BOSTON — Use of spinal anesthesia instead of general anesthesia for spine surgery improved patient recovery and reduced costs by nearly 10%, according to the results of a single-institution study presented here at Anesthesiology 2017 from the American Society of Anesthesiologists.
More than half of the higher cost of general anesthesia was linked to time in the operating room, the researchers reported.
“We found that there were some pretty consistent findings across the board in terms of spinal versus general [anesthesia],” said Matthew Morris, from Montefiore Medical Center in New York, who presented the study. Morris and members of the research team are also affiliated with the Albert Einstein College of Medicine in New York.
With spinal anesthesia “you can get out of the operating room in a short amount of time, you can get out of the [post anesthesia care unit (PACU)] in a short amount of time,” Morris said.
The researchers noted that general anesthesia (GA) has “traditionally been preferred, perhaps in part due to surgeon preference, anesthesiologist comfort level, and patient perception of the standard of care.” Yet previous research indicates that spinal anesthesia (SA) is a safe alternative to GA for these procedures.
“However, a lack of research comparing these two modalities in terms of cost and clinical outcomes precludes a determination of their relative cost-effectiveness,” the authors say.
Therefore, Morris and colleagues retrospectively examined demographic and clinical data for 188 patients who underwent lumbar laminectomy or discectomy procedures performed by a single surgeon between 2012 and 2016. Patients were grouped based on type of anesthesia.
The investigators looked at estimated blood loss, incidence of dural tears, anesthesia time, operating room time, and surgical time. Postoperative data analyzed included PACU time, pain scores, analgesic use, incidence of nausea and vomiting, urinary retention, spinal headache, and 30-day readmission.
Costs were calculated using hospital expenses directly related to patient care. “”The team worked with hospital finance staff and looked at variable expenses that could be subject to change. They looked at direct costs — like the anesthesiologist’s fee — rather than overhead costs.
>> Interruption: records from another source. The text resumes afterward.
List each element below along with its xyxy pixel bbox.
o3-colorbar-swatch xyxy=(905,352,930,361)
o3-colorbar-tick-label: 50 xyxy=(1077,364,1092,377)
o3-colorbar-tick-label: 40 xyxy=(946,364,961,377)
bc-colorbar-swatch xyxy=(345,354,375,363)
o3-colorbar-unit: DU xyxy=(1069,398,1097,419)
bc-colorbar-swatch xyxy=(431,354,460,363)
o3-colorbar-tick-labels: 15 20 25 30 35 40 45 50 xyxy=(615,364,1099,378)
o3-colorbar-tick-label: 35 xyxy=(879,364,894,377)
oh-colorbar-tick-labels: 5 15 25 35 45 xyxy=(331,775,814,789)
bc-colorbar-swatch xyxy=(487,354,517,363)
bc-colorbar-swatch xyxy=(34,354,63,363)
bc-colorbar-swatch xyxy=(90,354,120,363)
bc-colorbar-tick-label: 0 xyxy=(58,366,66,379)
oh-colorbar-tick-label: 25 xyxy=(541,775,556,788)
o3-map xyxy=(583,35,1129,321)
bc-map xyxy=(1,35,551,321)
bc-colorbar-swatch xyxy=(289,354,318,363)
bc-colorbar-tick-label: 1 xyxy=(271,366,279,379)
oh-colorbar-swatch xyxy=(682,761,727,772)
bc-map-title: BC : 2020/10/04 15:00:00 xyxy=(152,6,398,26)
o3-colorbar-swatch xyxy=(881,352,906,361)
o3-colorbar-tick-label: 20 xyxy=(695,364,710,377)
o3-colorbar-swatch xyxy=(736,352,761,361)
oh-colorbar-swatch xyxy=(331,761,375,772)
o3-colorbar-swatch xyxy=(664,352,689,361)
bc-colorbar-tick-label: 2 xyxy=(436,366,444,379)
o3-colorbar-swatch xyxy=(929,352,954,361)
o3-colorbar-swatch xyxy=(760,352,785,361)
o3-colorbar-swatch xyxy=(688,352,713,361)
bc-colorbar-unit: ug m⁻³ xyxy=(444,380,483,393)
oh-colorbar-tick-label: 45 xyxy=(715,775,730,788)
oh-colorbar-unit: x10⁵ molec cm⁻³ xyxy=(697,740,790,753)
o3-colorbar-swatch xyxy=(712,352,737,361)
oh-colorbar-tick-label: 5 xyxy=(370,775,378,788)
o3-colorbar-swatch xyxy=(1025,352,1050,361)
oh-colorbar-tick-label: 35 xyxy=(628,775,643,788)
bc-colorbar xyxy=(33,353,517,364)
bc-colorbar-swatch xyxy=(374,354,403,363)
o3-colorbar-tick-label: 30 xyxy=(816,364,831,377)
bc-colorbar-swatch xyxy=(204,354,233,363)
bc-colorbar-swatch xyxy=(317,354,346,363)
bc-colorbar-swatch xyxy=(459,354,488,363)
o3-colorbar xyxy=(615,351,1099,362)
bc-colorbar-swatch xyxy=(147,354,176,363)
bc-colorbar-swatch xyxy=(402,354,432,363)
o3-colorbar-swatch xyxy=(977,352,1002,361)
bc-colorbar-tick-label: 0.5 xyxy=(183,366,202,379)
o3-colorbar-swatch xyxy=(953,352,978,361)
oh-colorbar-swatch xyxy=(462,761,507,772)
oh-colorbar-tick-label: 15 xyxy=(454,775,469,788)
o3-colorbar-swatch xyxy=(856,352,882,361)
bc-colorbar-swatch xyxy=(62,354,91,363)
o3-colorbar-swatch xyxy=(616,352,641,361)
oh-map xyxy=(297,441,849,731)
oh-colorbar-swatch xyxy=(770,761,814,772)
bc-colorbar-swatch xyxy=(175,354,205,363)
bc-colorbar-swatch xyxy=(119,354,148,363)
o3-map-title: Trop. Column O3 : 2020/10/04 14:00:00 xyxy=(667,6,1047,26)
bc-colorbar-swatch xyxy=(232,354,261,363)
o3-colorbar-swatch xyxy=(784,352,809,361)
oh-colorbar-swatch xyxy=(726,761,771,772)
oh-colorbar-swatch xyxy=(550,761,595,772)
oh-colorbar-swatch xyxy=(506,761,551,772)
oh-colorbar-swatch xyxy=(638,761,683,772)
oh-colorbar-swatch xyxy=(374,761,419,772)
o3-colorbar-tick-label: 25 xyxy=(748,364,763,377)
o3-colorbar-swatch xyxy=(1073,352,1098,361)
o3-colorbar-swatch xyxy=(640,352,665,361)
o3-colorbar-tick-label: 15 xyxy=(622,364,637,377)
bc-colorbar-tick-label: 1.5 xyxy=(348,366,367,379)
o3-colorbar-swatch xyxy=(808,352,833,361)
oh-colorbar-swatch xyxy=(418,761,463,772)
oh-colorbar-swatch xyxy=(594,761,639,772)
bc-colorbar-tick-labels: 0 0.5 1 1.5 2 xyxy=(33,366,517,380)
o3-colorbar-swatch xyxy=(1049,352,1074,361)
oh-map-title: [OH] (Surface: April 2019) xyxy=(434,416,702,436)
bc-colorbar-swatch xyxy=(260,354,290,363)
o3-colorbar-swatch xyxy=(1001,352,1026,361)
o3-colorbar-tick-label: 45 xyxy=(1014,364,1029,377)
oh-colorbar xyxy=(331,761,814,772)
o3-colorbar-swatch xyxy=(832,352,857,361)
A total of 97 patients received SA and 91 received GA. The SA group spent less time in the operating room (138 ± 6 vs 177 ± 17 min, P < .05), in the PACU (212 ± 15 vs 259 ± 29 min, P < .05), and under anesthesia (149 ± 5 vs 180 ± 7 min, P < .05) than the GA group.
The SA group also reported less postoperative pain (0.64/10 ± 0.38 vs 3.13/10 ± 0.81, P < .05) and required fewer opioids (1.13 ± 0.36 vs 4.30 ± 0.86 doses, P < .05).
Net costs were $8,446.14 ± 269.99 with SA and $9,284.75 ± 436.58 with GA (P < .05), for a savings of 9.93%.
However, Elisabeth Abramowicz, MD, professor of clinical anesthesiology at New York Medical College, said she was troubled by what she saw as a higher rate of dural tears in the surgery using SA. There were 4.12 ductal tears in the SA group and 2.2 in the GA group (P < .453). The researchers concluded that the incidence of dural tears was similar in both groups.
“I don’t care if you save $50 per cases,” said Dr Abramowicz, who was not involved in the study. “This is a big deal that has to be addressed.”
Morris said that the choice between the two types of anesthesia should depend on how comfortable the surgical team is with either approach. “If you feel uncomfortable doing (SA), you shouldn’t,” he said. “If you feel comfortable doing this, it is absolutely safe and effective and can save on hospital costs.”
The authors have disclosed no relevant financial relationships.
Anesthesiology 2017 from the American Society of Anesthesiologists: Abstract 2051. Presented October 23, 2017.